15 December 2013

Migrating a large active and customised Drupal 6 site to Drupal 7

We had an existing customised Drupal 6 site that needed some general updates, and we thought, while we were here working on themes and features, let's to do a major upgrade the Drupal framework too! This was a a bigger job than we had anticipated - but on reflection still the right thing to do.

You can't just click the "Upgrade to Drupal 7" button

Automatic scripted updates are a nice idea - particularly as they are relatively effortless and repeatable. There are some good tools with Drush that will help with your migration from Drupal 6 to Drupal 7. They are not straightforward, and will not leave you with a complete migration - there will still be manual work to do - but they help get you started.

The biggest problem we found with automated update scripts is that they also migrate our junk - the old ways of doing things from before we knew better, or were hacks to get around the limitations of Drupal 6. A large proportion of the value of a site redesign to us is the renewal aspect: a chance to improve the code and make things work better. If upgrading a major version of Drupal is like moving house - automatic updates is leaving the movers to do your packing without sorting out what you want to take first.

The site was going through some major changes to the theme, architecture and functionality so we could justify a larger site rebuild. This has given us the opportunity to clean up things, and apply some better practices we had learned over the years.

Migrating content

With a fresh base install on a new version of Drupal, the challenge turns to migrating content. There is a contributed a module called Migrate, which has support for scripting Drupal-to-Drupal migrations of content, but I could not get me head around it, so I wrote my own set of database migration scripts using node.js. It took some learning of the inner mechanics of Drupal's database but eventually I came up with a set of scripts that could be re-run at any point during the new site development to bring the latest live content to the dev version.

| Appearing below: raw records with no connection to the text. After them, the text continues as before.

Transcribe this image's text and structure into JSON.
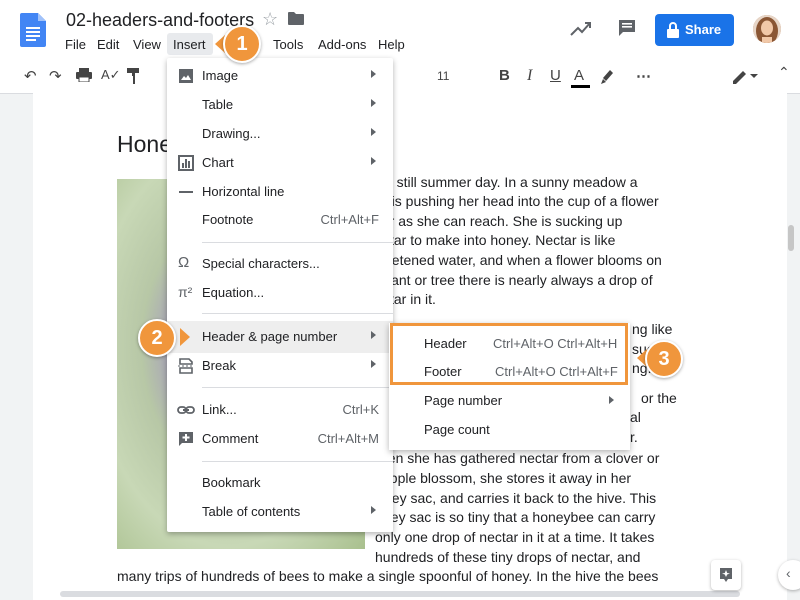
{
  "app": {
    "doc_title": "02-headers-and-footers",
    "share_label": "Share",
    "brand_color": "#1a73e8",
    "accent_color": "#f0963c"
  },
  "menubar": [
    "File",
    "Edit",
    "View",
    "Insert",
    "Tools",
    "Add-ons",
    "Help"
  ],
  "toolbar": {
    "font_size": "11"
  },
  "insert_menu": {
    "items": [
      {
        "label": "Image",
        "icon": "image-icon",
        "has_submenu": true
      },
      {
        "label": "Table",
        "icon": "",
        "has_submenu": true
      },
      {
        "label": "Drawing...",
        "icon": "",
        "has_submenu": true
      },
      {
        "label": "Chart",
        "icon": "chart-icon",
        "has_submenu": true
      },
      {
        "label": "Horizontal line",
        "icon": "horizontal-line-icon",
        "has_submenu": false
      },
      {
        "label": "Footnote",
        "icon": "",
        "shortcut": "Ctrl+Alt+F"
      },
      {
        "label": "Special characters...",
        "icon": "omega-icon"
      },
      {
        "label": "Equation...",
        "icon": "pi-icon"
      },
      {
        "label": "Header & page number",
        "icon": "",
        "has_submenu": true,
        "highlighted": true
      },
      {
        "label": "Break",
        "icon": "break-icon",
        "has_submenu": true
      },
      {
        "label": "Link...",
        "icon": "link-icon",
        "shortcut": "Ctrl+K"
      },
      {
        "label": "Comment",
        "icon": "add-comment-icon",
        "shortcut": "Ctrl+Alt+M"
      },
      {
        "label": "Bookmark",
        "icon": ""
      },
      {
        "label": "Table of contents",
        "icon": "",
        "has_submenu": true
      }
    ]
  },
  "submenu": {
    "items": [
      {
        "label": "Header",
        "shortcut": "Ctrl+Alt+O Ctrl+Alt+H"
      },
      {
        "label": "Footer",
        "shortcut": "Ctrl+Alt+O Ctrl+Alt+F"
      },
      {
        "label": "Page number",
        "has_submenu": true
      },
      {
        "label": "Page count"
      }
    ]
  },
  "callouts": [
    "1",
    "2",
    "3"
  ],
  "document": {
    "heading": "Hone",
    "lines": [
      "s a still summer day. In a sunny meadow a",
      "e is pushing her head into the cup of a flower",
      "far as she can reach. She is sucking up",
      "ctar to make into honey. Nectar is like",
      "eetened water, and when a flower blooms on",
      "lant or tree there is nearly always a drop of",
      "ctar in it.",
      "ng like",
      "suc",
      "ng.",
      "or the",
      "al",
      "r.",
      "hen she has gathered nectar from a clover or",
      "apple blossom, she stores it away in her",
      "ney sac, and carries it back to the hive. This",
      "ney sac is so tiny that a honeybee can carry",
      "only one drop of nectar in it at a time. It takes",
      "hundreds of these tiny drops of nectar, and",
      "many trips of hundreds of bees to make a single spoonful of honey. In the hive the bees"
    ]
  }
}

Here are the steps we took to migrate the site:

1. consolidation/prep phase

  • run some predefined SQL manually to get rid of some content I did not want to migrate (this was particular to the site in question)
  • consolidate all features after applying this patch to deal with some problems when using Features.
  • We were using multigroups for repeatable field groups in CCK and Drupal 6. It was only available in an alpha version of CCK, and was bound to make us suffer later. The D7 way is to use a module called Field Collection, which sets up entities as fields. To migrate multigroups to Field Collections we first had to turn them into normal ungrouped fields. We would later run a script to put them into Field Collections for Drupal 7.
  • disable unused and incompatible modules. There's no point in migrating stuff you don't want.

Do the upgrade:

  • enable update module if it's not enabled drush en update
  • Drush Site Update
  • Follow these instructions
  • run this command: drush sup @upgrade_profile_name --core-unmodified
  • this should go without hitch - and only a few confirmation steps, if any

Run some post migration tasks

  • new D7 modules we identified as appropriate for the new site are installed
  • any remaining CCK migrations and content type definitions that did not come through ok
  • Taxonomy vocabs are all auto-named in their machine name - need to be renamed manually if you want them to be meaningful
  • Related to above - Fields referring to Taxonomy vocabs need to be renamed
  • We wrote a script to do this (see this post)
  • Convert all references to entity references. NOTE: doing this in drush also converts all taxonomy fields by default, which is not desirable - if it has to be done in drush do each field manually - otherwise use the gui
  • PathAuto alias patterns need to be reset to D7 tokens

Post migration content migration scripts

At this point we have a working version of the site structure and content on a new site based on Drupal 7. It's not perfect or complete, but it runs, and is a good base to continue development of new themes and modules. To give us the freedom to develop and get this right, we wrote some scripts that enable us to empty the new site of all content, and re-import everything from the old site. In theory, being scripted, this can be run regularly during development to keep the content of the two versions of the site in sync while development continues.

Is it worth it?

Yes. Drupal 6 was showing its age, and the benefits of Drupal 7 and our improved knowledge of it make it an easier platform for us to write good code. I am happy with how the fresh clean slate we have in a new version without so much cruft. We are now monitoring and improving performance of the site.